The first seems stupidly obvious, but it’d be quite good if we treated students as persons. Actual humans, who we didn’t moan about, or dismiss entire generations as apathetic millennial, or overly politically sensitive snowflakes.* Knew their names.** Used their names. Asked them what is going well. Responded to what they say; adapting our courses and sessions, and telling them that is due to their input. Of course, bigger cohorts make this harder, as do settings with poor staff-student ratios.
Perhaps we can start by reflecting on existing practice. What do we already personalise? Feedback is our real opportunity here. They already receive personal responses, to an extent, to their work – so we can deepen and embed the sense of personalisation via feedback practice. If we are serious about meeting students’ craving for a personalised experience – this is a vital opportunity. So, that is a case for more human input not less. My own favoured method is, like a lot of the sector I sense, via short audio files. I discuss this more in another post, but one aspect that I am really keen on in these short (2 to 3 minute) mp3s, is to ensure I refer to the students by name, and to refer to where this piece sits in respect of their prior work, and place comments in that context. This is not hugely time consuming, but gives each student a personalised artefact, in response to their work: and over time, a sense of sense of our engagement with their developing work
This is just a start, and I was interested in a list (but not a diagram!) that I saw referred to at Manchester University. They have expressed opportunities for personalisation under three headings: 1. Student Choice 2. Support 3. Interactivity and Self-expression. These are often simple things – like guaranteeing small groups in some settings, allowing choice in the curriculum, building in chances for student voices to emerge, and valuing student autonomy. Of course, these are just worlds in a policy document, but they seemed to me to be on the right scale -not imitating the commercial notion of the personalised, bespoke,*** on-line shop, but working out from what students actually experience, in actual classrooms as, you know, actual people.

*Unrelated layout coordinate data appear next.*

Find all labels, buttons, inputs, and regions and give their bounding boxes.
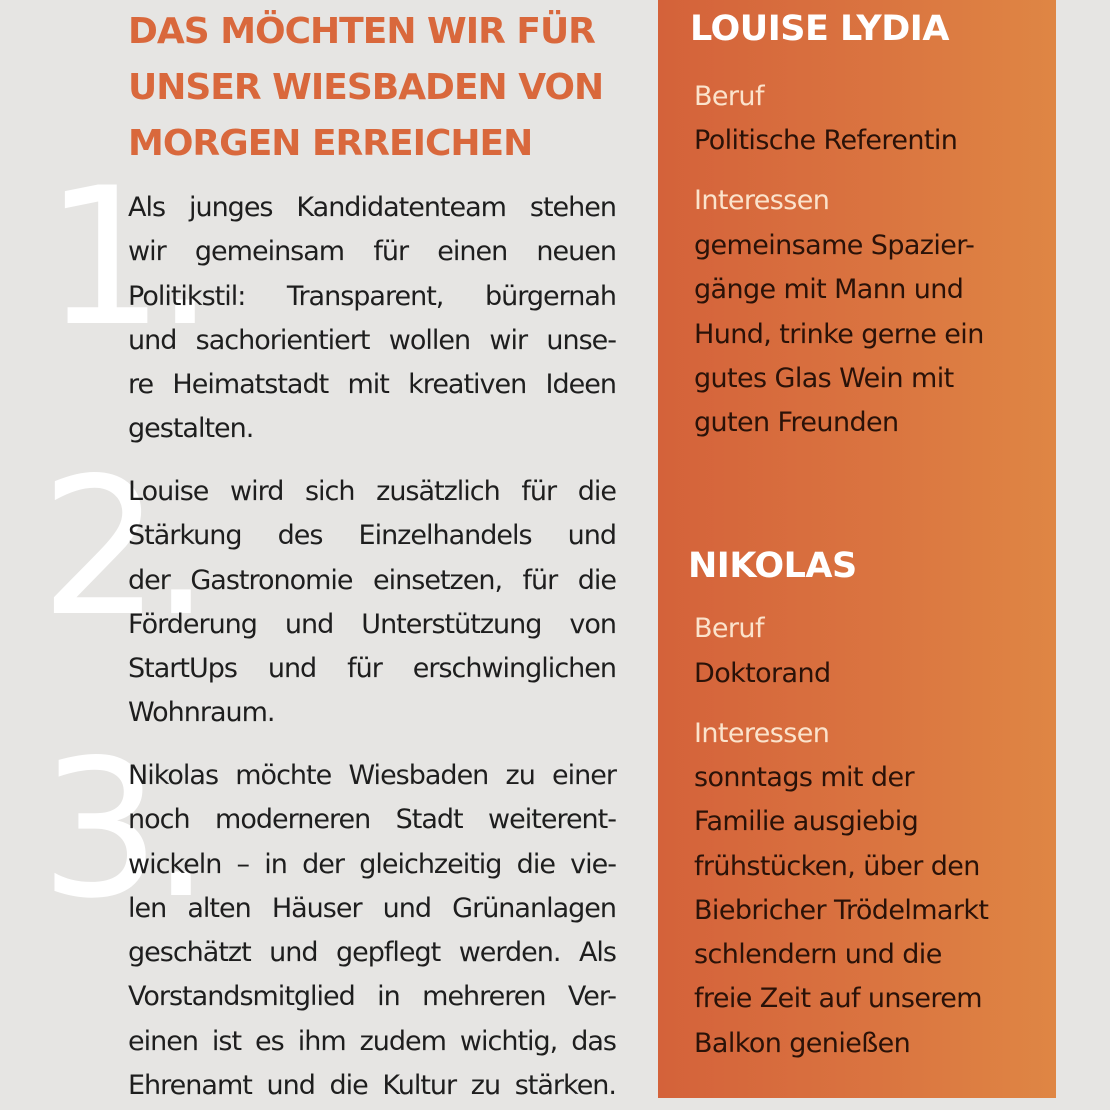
- goal-number-2: 2.: [40, 437, 202, 658]
- goals-heading-line: MORGEN ERREICHEN: [128, 123, 533, 164]
- interessen-line: gänge mit Mann und: [694, 274, 964, 306]
- interessen-line: Biebricher Trödelmarkt: [694, 894, 989, 926]
- goal-line: wickeln – in der gleichzeitig die vie-: [128, 848, 616, 880]
- goal-line: Stärkung des Einzelhandels und: [128, 520, 616, 552]
- interessen-line: Hund, trinke gerne ein: [694, 318, 984, 350]
- profile-beruf-value: Politische Referentin: [694, 125, 958, 156]
- goal-line: Als junges Kandidatenteam stehen: [128, 192, 616, 223]
- goal-line: und sachorientiert wollen wir unse-: [128, 324, 616, 356]
- profile-interessen-value: [694, 756, 988, 1066]
- goal-line: noch moderneren Stadt weiterent-: [128, 804, 616, 836]
- profiles-panel: [658, 0, 1056, 1098]
- goal-line: der Gastronomie einsetzen, für die: [128, 564, 616, 596]
- interessen-line: Familie ausgiebig: [694, 806, 919, 838]
- goal-line: gestalten.: [128, 413, 254, 445]
- profile-beruf-value: Doktorand: [694, 658, 831, 689]
- goals-heading-line: UNSER WIESBADEN VON: [128, 67, 604, 108]
- interessen-line: Balkon genießen: [694, 1027, 911, 1059]
- interessen-line: schlendern und die: [694, 939, 942, 971]
- goal-line: Förderung und Unterstützung von: [128, 608, 616, 640]
- interessen-line: guten Freunden: [694, 407, 899, 439]
- goal-line: Ehrenamt und die Kultur zu stärken.: [128, 1070, 616, 1102]
- interessen-line: freie Zeit auf unserem: [694, 983, 982, 1015]
- goal-line: Vorstandsmitglied in mehreren Ver-: [128, 981, 616, 1013]
- profile-interessen-label: Interessen: [694, 718, 830, 749]
- interessen-line: sonntags mit der: [694, 762, 914, 793]
- goal-line: len alten Häuser und Grünanlagen: [128, 892, 616, 924]
- goal-paragraph-1: [128, 186, 616, 452]
- interessen-line: gemeinsame Spazier-: [694, 230, 975, 261]
- profile-interessen-value: [694, 224, 984, 445]
- goal-line: Politikstil: Transparent, bürgernah: [128, 280, 616, 312]
- profile-beruf-label: Beruf: [694, 613, 764, 644]
- goal-number-3: 3.: [40, 719, 202, 940]
- goal-line: StartUps und für erschwinglichen: [128, 653, 616, 685]
- goal-paragraph-2: [128, 470, 616, 736]
- profile-name-nikolas: NIKOLAS: [688, 546, 857, 586]
- goal-line: re Heimatstadt mit kreativen Ideen: [128, 369, 616, 401]
- goal-number-1: 1.: [44, 147, 206, 368]
- goal-line: Nikolas möchte Wiesbaden zu einer: [128, 760, 616, 791]
- profile-interessen-label: Interessen: [694, 185, 830, 216]
- profile-name-louise: LOUISE LYDIA: [690, 9, 949, 49]
- goal-line: Louise wird sich zusätzlich für die: [128, 476, 616, 507]
- profile-beruf-label: Beruf: [694, 81, 764, 112]
- interessen-line: gutes Glas Wein mit: [694, 362, 954, 394]
- goal-line: einen ist es ihm zudem wichtig, das: [128, 1025, 616, 1057]
- interessen-line: frühstücken, über den: [694, 850, 980, 882]
- goal-line: wir gemeinsam für einen neuen: [128, 236, 616, 268]
- goal-line: geschätzt und gepflegt werden. Als: [128, 937, 616, 969]
- goals-heading-line: DAS MÖCHTEN WIR FÜR: [128, 11, 595, 52]
- goal-paragraph-3: [128, 754, 616, 1108]
- goal-line: Wohnraum.: [128, 697, 275, 729]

*Of course this is weirdly contradictory. Like the Schrödinger’s Immigrant, the millennial is apathetic and selfish, and simultaneously overly concerned with niche political issues – just not the ones, in the right way, that prior generations think they should be?
**This point may amuse my ex-students. I am notoriously rubbish with names, but I make judicious use of our ‘print class list with photos’ function on student records, and I get there in the end…
***This a word that, living in the Cotswolds, just makes me thing ‘overpriced, overrated and all show’, but that could just be me.